LwM2M supports different formats for the payload, with a security framework defined as part of the protocol. LwM2M is not only a communication protocol but also a set of interfaces and an object model that allows interoperability between solutions. It is also highly flexible and scales easily to more sophisticated, high-end platforms.
Finding the Right Protocol for Your Environment
How can you determine which protocol is the best fit for your use case? A good starting point is to consider the context for your use case and determine the protocol that best fits within your processes. Consider the KPIs you will use to determine the success of your service. Ensure that the protocol can be appropriately and easily integrated with your processes and enterprise applications and can scale to guarantee that your service will be stable and reliable. One efficient way to evaluate the fit of the protocol is to review the success — the extent to which KPIs were met — of similar cases to yours in the market.
Moving forward without determining the KPIs that define your service’s costs and efficiencies could create issues as you deploy and scale your solution. Choose a solution that considers your communication needs between your edge devices and your system and enables you to manage and troubleshoot those devices.
The specific features and capabilities of technology are not the only considerations when choosing an IoT protocol. It’s also important to consider the right technology partner. The backend technology must be secure, scalable, reliable and future-proof. Choose a partner who is running this technology on top of robust, field-proven IoT infrastructure.
Putting LwM2M into Play
It’s one thing to consider the strengths and weaknesses of technology and partner in the abstract, but the real test comes when you apply them to specific use cases. LwM2M is ideal for domains and devices that are battery-powered or powered from off-grid low-power sources like solar and piezo. It is also a reliable option for cellular technology applications that must minimize the amount of data going over the cellular connection. For example, smart metering and smart city applications are becoming much more common.
LwM2M is also gaining popularity for use cases that require conditions-based monitoring. For example, for some security use cases, a device remains dormant until an event triggers an action. LwM2M is highly effective for monitoring a gas tank or a device with environmental alarms. It is ideal for situations in which the device should send a notification only if something has gone wrong, such as when a safety or security threshold has been crossed, to minimize data transmission.
The Latest Step in a Continuous IoT Deployment
Device management is fundamental for every IoT deployment, and your choice of an IoT protocol can determine your ultimate success or failure. Efficient and agile, LwM2M empowers organizations to support use cases they could not have sustained before. It is especially useful for today’s new 5G technologies.
Telit has been closely following LwM2M since its inception. It was one of the first companies to recognize its potential, integrate its development groups and nurture it to address the challenges of new technologies and new IoT use cases.

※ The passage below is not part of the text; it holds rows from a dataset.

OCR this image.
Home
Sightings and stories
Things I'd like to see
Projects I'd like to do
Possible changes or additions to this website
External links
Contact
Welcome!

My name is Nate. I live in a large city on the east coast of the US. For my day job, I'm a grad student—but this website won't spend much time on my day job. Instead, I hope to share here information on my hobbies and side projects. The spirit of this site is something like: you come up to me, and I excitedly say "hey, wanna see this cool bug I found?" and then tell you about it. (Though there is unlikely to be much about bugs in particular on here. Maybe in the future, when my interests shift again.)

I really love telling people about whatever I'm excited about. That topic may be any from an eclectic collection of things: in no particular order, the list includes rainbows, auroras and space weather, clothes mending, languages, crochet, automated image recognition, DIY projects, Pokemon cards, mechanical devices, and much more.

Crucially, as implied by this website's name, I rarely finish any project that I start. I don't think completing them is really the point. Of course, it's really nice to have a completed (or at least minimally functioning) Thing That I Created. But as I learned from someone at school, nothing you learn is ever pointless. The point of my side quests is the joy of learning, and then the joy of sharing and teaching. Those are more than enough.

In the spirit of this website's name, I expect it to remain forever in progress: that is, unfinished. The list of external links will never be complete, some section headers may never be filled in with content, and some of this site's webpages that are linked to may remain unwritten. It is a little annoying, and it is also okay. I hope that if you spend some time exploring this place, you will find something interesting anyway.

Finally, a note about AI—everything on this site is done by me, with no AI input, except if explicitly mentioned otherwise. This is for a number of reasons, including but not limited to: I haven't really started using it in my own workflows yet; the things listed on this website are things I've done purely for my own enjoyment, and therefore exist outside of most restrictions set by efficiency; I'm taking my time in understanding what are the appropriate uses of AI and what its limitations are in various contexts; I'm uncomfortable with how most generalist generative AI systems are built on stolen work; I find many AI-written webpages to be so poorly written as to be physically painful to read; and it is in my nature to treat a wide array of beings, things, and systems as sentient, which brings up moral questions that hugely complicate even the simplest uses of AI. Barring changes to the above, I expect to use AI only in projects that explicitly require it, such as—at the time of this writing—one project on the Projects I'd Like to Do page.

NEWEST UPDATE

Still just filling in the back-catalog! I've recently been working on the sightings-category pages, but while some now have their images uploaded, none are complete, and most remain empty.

After carefully evaluating a variety of technologies and their applicability to several use cases, Telit is incorporating LwM2M within more and more of our solutions and services. For example, LwM2M support is deeply integrated into Telit OneEdge™, our suite of software and tools that ensure secure cellular IoT deployment is easy to manage. Supporting LwM2M is simply the latest evolutionary step in Telit’s long-term technology journey.